Cân. 33 — Quem tem poder de executar as leis pode criar decretos que explicam como aplicar a lei ou enfatizam a necessidade de segui-la, dentro de sua competência.
§ 1. Esses decretos devem seguir as regras de publicação e validade do cân. 3.
Cân. 34 — Decretos que explicam como aplicar a lei são obrigatórios para aqueles que devem seguir essas leis.

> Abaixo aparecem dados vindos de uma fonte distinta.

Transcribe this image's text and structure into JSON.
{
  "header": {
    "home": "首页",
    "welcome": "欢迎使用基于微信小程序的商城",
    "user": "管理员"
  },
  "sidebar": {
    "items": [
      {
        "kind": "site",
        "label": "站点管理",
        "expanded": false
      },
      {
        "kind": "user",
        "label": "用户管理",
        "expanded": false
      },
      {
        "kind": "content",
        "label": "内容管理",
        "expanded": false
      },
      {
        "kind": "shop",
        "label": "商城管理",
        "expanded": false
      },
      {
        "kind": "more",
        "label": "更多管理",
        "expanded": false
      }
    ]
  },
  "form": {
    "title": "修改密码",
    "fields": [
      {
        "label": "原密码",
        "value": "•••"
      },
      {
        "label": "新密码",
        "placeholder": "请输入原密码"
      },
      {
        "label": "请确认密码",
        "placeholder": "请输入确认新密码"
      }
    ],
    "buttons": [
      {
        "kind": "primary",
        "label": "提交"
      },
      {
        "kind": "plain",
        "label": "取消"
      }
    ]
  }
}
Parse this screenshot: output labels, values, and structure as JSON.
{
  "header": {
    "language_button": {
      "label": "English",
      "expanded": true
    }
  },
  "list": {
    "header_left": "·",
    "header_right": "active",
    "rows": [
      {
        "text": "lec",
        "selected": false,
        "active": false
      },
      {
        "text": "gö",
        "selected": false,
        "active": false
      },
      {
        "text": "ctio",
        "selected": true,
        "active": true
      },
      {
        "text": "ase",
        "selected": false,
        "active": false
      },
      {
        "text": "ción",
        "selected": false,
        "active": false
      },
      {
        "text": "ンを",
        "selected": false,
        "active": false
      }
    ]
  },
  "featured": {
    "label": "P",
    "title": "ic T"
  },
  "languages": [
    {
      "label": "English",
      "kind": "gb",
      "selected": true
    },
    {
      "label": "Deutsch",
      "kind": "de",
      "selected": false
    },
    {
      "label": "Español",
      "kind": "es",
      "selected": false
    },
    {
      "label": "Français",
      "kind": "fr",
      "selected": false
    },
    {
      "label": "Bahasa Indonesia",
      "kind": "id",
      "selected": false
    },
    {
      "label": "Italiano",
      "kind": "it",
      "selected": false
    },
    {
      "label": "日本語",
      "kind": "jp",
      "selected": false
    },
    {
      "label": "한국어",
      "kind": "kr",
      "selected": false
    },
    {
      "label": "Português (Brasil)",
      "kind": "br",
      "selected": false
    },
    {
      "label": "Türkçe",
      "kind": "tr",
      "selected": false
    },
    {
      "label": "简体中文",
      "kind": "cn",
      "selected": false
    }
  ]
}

Cân. 35 – Decretos que explicam como aplicar a lei não podem mudar as leis e perdem validade se forem contrários às leis.
Cân. 36 — Decretos perdem validade se forem revogados explicitamente ou implicitamente pela autoridade competente, ou se a lei para a qual foram feitos deixar de existir. Não perdem validade se a autoridade que os emitiu perder seu direito, a menos que especificado o contrário.
Cân. 37 — O decreto deve ser entendido de acordo com o significado comum das palavras e o uso corrente. Em caso de dúvida, atos relacionados a processos judiciais, imposição de penas, restrição de direitos pessoais, lesão de direitos adquiridos por outros, ou que sejam contrários a leis em benefício dos particulares devem ser interpretados dentro do que está claramente expresso, sem expandir ou modificar o alcance das palavras. Todos os outros decretos devem ser interpretados considerando o contexto, os princípios gerais do direito e a finalidade da norma.